Türkiye’yi temsil ediyor zaten, Dışişleri Bakanımız.

O politik bir şey. Bu politika üstü. Oraya gelen kişi de, eşi de artık birey değildir. Toplum nasıl gözükmek istiyorsa öyle temsil etmek zorundadır. Bu ülkede yasalara, çağdaşlığa aykırı küçük bir kitle her zaman olacak. Ama o ucun Türkiye’ye hakim konuma gelmesine asla izin veremeyiz. Buna ne derseniz deyin.

Türkiye’deki kadın nüfusunun yarısının başı örtülü. Onlar için konulan yasaklar eşleri için de mi işletilmeli?

Ama bakın... Siz provakasyona çok açık bir insansınız galiba.

Bunu nereden çıkartıyorsunuz! Benim işim soru sormak.

Bakın, başörtülü kadınlarla türbanlıları aynı kefeye koyamazsınız. Türban siyasal İslamcı bir davranıştır. 80’den sonra belli bir kadın vaiz ortaya çıkmış, kadınları ikna etmeye başlamıştır. Türban modamsı bir şey. Başörtülü kadınlara karşı değiliz. Anadolu’da analarımız, babaannelerimiz de başörtülü. Biz cumhuriyet kadını olarak yetiştik. Hiçbir örtülü anne de kızının örtünerek okumasından yana değildir.

Peki, o kız kendi iradesiyle başını örtmek isterse ne olacak?

İstiyorsa, istediği yola gidecek.

Başını örttüğü için okula gidemeyecek yani?

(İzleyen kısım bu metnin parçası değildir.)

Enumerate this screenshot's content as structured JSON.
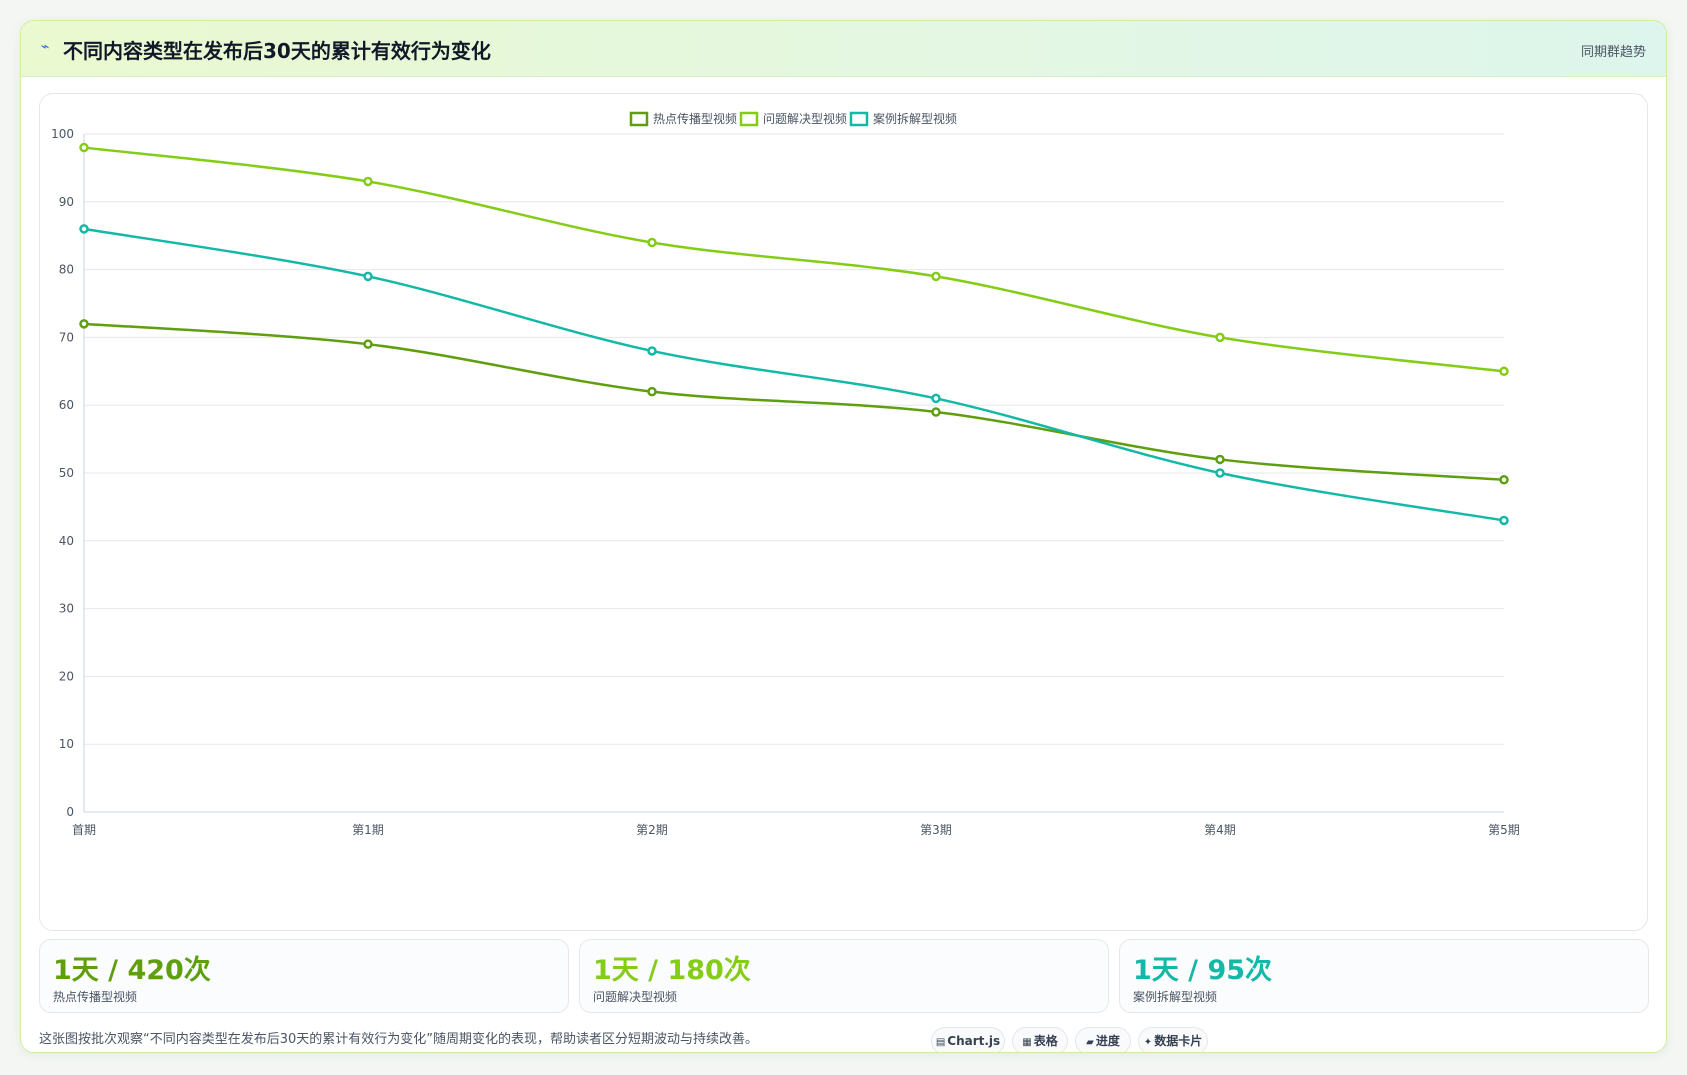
{
  "header": {
    "title": "不同内容类型在发布后30天的累计有效行为变化",
    "title_icon": "⌁",
    "right_label": "同期群趋势"
  },
  "chart_data": {
    "type": "line",
    "categories": [
      "首期",
      "第1期",
      "第2期",
      "第3期",
      "第4期",
      "第5期"
    ],
    "series": [
      {
        "name": "热点传播型视频",
        "color": "#5f9e0f",
        "values": [
          72,
          69,
          62,
          59,
          52,
          49
        ]
      },
      {
        "name": "问题解决型视频",
        "color": "#84cc16",
        "values": [
          98,
          93,
          84,
          79,
          70,
          65
        ]
      },
      {
        "name": "案例拆解型视频",
        "color": "#14b8a6",
        "values": [
          86,
          79,
          68,
          61,
          50,
          43
        ]
      }
    ],
    "ylim": [
      0,
      100
    ],
    "yticks": [
      0,
      10,
      20,
      30,
      40,
      50,
      60,
      70,
      80,
      90,
      100
    ],
    "xlabel": "",
    "ylabel": "",
    "grid": true,
    "legend_position": "top-center"
  },
  "stats": [
    {
      "value": "1天 / 420次",
      "label": "热点传播型视频",
      "color": "#5f9e0f"
    },
    {
      "value": "1天 / 180次",
      "label": "问题解决型视频",
      "color": "#84cc16"
    },
    {
      "value": "1天 / 95次",
      "label": "案例拆解型视频",
      "color": "#14b8a6"
    }
  ],
  "footer": {
    "note": "这张图按批次观察“不同内容类型在发布后30天的累计有效行为变化”随周期变化的表现，帮助读者区分短期波动与持续改善。",
    "pills": [
      {
        "icon": "▤",
        "label": "Chart.js"
      },
      {
        "icon": "▦",
        "label": "表格"
      },
      {
        "icon": "▰",
        "label": "进度"
      },
      {
        "icon": "✦",
        "label": "数据卡片"
      }
    ]
  }
}
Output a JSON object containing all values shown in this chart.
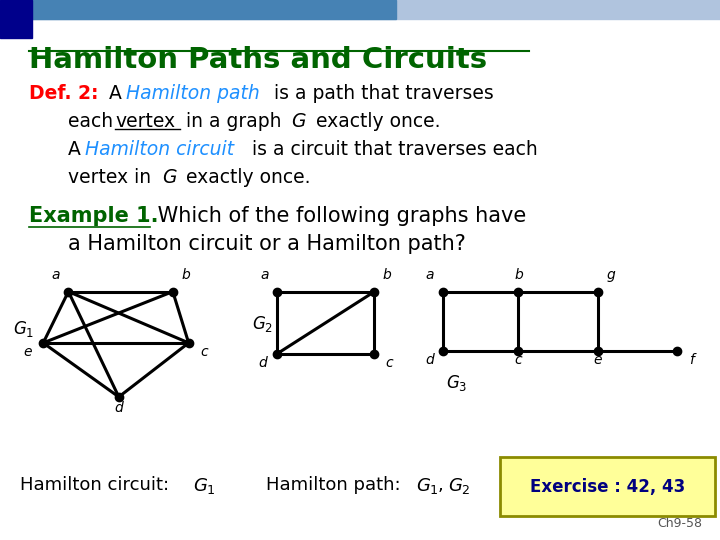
{
  "title": "Hamilton Paths and Circuits",
  "title_color": "#006400",
  "bg_color": "#ffffff",
  "def_label": "Def. 2:",
  "def_label_color": "#FF0000",
  "def_hamilton_path": "Hamilton path",
  "def_hamilton_path_color": "#1E90FF",
  "def_hamilton_circuit": "Hamilton circuit",
  "def_hamilton_circuit_color": "#1E90FF",
  "example_label": "Example 1.",
  "example_label_color": "#006400",
  "exercise_label": "Exercise : 42, 43",
  "exercise_bg": "#FFFF99",
  "exercise_border": "#8B8B00",
  "chapter_ref": "Ch9-58"
}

Başını örtmek istiyorsa gidemeyecek.


EV KADINI OLABİLİRSİN

Kızların okuması için yıllardır büyük emekler veriyorsunuz Türkan Hanım. Hem ‘haydi kızlar okula’ diyorsunuz, hem de bazı kızlara ‘siz değil’ diyorsunuz. Bu nasıl mümkün oluyor? Burada bir çelişki yok mu?

Ben sizinle anlaşamıyorum. Ben kızların özgürlüğüne bir şey demiyorum. Erkekler nasıl kravatlı olduysa onlar da çağa uymak zorundalar. Size garanti veriyorum, bizim okuttuğumuz kızlarımızın hiç birisinin anne-babası kızının örtülü olmasını istemez.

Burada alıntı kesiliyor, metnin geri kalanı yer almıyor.